The angry , rasping voice continued as time stood still and reality started eking out of the corners, telling tales of a lifetime gone by.

I saw her as a little girl sitting on her father’s shoulders, giggling wildly with tiny hands clutching at rainbows and starry nights. Ice cream dripping from the lips, adoring eyes on her as she studied.

I saw her watch him drinking in a glazed glass and yelling at her mother. She hated the smell of the brown liquid which spilled when he waved his hands about in anger. And she did not understand…why was he angry…and at whom? When her mother cried and looked at her with baleful eyes, she could have sworn she would hear the words,’ if it wasn’t for you, I would have gone.’

And he would respond to the unspoken blame with a loving caress on his baby daughters hair and say,’ don’t listen to her, I am here for you …‘You are my princess, my perfect little girl.’

And though he never said it , she head the words,‘ never be like your mother …. argumentative and stupid.’

Through her shuddering fear, she nodded and she promised , that she would be good. Whatever that meant. And perfect. Whatever that meant.

She chose not to be like her mother . Argumentative and stupid. She gave up her art without a whisper — the music, the sketching, guitar……And when he said, be a doctor, she nodded yes. Without an argument she became perfect. The perfect daughter with the perfect job. But forever is really not for ever. And when forever suddenly turned the page, perfection had become the empty promise of songs never sung.

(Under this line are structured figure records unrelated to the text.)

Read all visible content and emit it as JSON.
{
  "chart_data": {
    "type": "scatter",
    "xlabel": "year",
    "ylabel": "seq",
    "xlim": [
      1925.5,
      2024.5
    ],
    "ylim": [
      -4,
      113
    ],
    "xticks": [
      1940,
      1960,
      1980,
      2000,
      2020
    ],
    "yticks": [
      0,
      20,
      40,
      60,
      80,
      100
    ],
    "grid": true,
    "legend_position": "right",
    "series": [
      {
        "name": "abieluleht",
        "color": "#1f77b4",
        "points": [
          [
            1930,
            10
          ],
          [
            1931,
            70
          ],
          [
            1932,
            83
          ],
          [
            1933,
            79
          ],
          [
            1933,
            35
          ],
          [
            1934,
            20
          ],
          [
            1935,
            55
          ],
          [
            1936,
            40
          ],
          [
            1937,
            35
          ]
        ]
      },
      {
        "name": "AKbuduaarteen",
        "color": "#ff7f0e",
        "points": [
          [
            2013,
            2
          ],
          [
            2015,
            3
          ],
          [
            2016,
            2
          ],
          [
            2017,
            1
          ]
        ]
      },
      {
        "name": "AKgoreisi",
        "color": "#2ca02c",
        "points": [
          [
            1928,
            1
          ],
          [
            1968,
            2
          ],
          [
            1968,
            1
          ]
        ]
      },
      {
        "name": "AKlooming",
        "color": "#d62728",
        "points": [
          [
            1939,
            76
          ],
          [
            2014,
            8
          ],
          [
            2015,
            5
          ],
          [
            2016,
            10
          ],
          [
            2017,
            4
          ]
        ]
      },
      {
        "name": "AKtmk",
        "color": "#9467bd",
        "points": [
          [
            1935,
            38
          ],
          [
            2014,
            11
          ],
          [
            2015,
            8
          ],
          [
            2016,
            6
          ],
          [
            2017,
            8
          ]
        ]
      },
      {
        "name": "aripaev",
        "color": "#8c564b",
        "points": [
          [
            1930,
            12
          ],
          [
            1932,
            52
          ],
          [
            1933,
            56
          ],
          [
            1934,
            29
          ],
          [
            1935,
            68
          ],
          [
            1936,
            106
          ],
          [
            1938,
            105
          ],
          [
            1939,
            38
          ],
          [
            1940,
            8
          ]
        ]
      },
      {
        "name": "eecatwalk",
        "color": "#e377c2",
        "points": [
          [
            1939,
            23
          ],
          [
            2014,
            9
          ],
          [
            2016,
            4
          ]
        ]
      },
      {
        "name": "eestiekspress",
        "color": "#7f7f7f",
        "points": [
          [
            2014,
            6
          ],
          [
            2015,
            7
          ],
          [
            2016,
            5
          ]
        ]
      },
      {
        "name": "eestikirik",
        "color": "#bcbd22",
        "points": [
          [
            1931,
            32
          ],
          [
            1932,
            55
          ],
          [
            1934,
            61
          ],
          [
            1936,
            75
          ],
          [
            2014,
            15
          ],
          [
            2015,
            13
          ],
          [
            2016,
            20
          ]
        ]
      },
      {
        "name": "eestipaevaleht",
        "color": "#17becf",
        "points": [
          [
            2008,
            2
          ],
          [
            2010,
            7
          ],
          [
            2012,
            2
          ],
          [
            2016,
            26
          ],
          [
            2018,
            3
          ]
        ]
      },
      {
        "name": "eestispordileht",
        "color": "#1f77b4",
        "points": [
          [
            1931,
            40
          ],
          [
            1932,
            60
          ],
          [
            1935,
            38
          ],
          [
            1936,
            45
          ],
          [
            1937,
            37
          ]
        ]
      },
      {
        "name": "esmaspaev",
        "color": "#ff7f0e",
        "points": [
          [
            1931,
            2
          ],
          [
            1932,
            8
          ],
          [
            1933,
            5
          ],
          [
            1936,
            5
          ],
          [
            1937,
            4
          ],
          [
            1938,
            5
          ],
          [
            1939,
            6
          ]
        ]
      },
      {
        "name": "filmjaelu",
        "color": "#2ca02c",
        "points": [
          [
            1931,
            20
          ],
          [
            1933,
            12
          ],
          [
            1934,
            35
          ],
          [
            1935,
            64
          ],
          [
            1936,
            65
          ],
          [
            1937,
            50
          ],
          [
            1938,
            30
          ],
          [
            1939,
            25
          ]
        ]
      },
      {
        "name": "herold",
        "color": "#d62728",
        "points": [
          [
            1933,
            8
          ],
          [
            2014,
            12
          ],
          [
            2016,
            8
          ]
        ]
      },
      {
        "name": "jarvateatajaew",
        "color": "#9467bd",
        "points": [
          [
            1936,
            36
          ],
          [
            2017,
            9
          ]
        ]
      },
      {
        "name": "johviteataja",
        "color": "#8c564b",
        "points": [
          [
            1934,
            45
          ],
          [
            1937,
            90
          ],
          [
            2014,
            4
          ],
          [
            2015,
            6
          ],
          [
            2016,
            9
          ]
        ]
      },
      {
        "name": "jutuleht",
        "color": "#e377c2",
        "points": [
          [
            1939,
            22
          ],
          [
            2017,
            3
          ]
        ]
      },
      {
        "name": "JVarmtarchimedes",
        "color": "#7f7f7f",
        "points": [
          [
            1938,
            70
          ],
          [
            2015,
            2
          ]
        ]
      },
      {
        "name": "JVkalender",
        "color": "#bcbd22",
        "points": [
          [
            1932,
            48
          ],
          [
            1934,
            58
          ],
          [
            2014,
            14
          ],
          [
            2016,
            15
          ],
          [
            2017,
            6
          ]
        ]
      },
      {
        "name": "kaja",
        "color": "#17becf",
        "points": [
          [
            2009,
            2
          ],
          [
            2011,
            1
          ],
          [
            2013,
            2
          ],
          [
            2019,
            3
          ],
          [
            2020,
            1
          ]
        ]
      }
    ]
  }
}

It was, as if, I was seeing her for the first. It was , as if, she was seeing herself for the first time…as an endless vacuum of being who she claimed to be and what she was not. A lost child looking for acceptance who got in the way of angry adults. listening to loud voices permeating her soul to numb her identity. Like a weak sapling, she had gravitated towards a false sun, her father, leaning on his dreams, his beliefs, till she forgot to strengthen her own.

When adoration becomes a matter of survival, it becomes an existentialist crisis.

At some level, she was grieving for her father. At another, for herself, the little child who never really grew up.

As the raspy voice settled into a comfortable emotionless monologue, I could see little chinks of sunlight coming through. There was a warm glow of hope finding its way into my heart. She had been to hell, this not- so- perfect barbie doll . And was finally going home…..to herself.

It is never easy to unravel from the past . To take rebirth, you have to die, sometimes all at once, before you learn to breathe again.